As for the plant itself is concerned, for nearly a millennium in Egypt and then appreciated by Catherine de Medicis, it has been used in cosmetics and fragrant balms. And it still does nowadays. Botanically derived from the roots of Iris germanica, the extract possesses a high concentration of isoflavones in its rhizomes. As a result, it is included in cosmetic formulations due to its potential to provide potent antioxidant effects that help protect the skin by neutralizing free radicals. In his Canon of Medicine, Avicenna recommends an external wash made from a decoction of Orris root as a beautifier of the skin which removes wrinkles.
Its botanical portrait
Iris grows in various countries now from France, China, Turkey, Italy and Morocco but iris pallida or iris of Florence is recognized as one of the noblest members of the iris family by natural perfumers since Catherine of Medicis. Technically, its cultivation is done from mid-September to mid-October. The harvest takes place the 3rd year after planting between mid-July and mid-August. The extraction is either done with a volatile solvent for the absolute; alcohol for the resinoid or hydrodistillation as for the butter and irone isolate. In terms of the yield itself, it requires 100 kg of rhyzomes to make 1,2kg absolute, 100 kg for 20 kg resinoid and 330kg to make 1kg orris butter and 100 grams of isolates. We can definitely see the waste and non-sense of processing isolates for natural perfumery!

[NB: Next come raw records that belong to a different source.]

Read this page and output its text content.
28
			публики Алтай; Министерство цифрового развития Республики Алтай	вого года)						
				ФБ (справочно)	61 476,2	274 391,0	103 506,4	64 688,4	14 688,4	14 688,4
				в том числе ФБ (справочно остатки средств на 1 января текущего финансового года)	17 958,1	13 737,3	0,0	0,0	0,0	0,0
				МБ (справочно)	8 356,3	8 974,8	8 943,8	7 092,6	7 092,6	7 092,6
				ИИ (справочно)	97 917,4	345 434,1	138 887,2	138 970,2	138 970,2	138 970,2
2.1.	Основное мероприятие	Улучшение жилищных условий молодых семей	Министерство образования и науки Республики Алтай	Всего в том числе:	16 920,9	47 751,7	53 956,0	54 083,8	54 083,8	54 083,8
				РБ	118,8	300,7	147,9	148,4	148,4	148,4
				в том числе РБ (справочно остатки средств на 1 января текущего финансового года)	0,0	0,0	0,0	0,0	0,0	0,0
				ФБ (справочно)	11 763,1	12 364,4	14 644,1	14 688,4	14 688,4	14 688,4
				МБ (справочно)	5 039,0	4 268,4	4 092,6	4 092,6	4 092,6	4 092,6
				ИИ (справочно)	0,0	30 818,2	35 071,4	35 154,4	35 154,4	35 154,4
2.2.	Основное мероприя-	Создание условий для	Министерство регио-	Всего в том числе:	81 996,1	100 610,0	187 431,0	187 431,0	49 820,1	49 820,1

Iris, a rich olfactory palette
Its scent is multi-faceted with delicious notes between violet note and mimosa note, woody accents, light note of powdery leather and note of carrot. In fact, very often in perfumery, to replace or support the iris effect, carrot seed essence is added. Its fragrant quality is simply exceptional and it this explains why it was the star ingredient of famous classic sophisticated perfumes from the early 20Th century to now. It is synonym of chic and elegance for women and men as well. It blends beautifully with other essences to either make rich floral, woody or fougère accords. For instance, modern fougère natural fragrance can be created with lavender, vetiver, ambrette, iris and Virginia cedarwood; or the association with essences like benjoin, franckincense, ciste, tobacco and bergamot give it a very modern mystic flair.
Explore this exceptional ingredient in many classical men or women fragrances and feel surrounded by its timeless scent.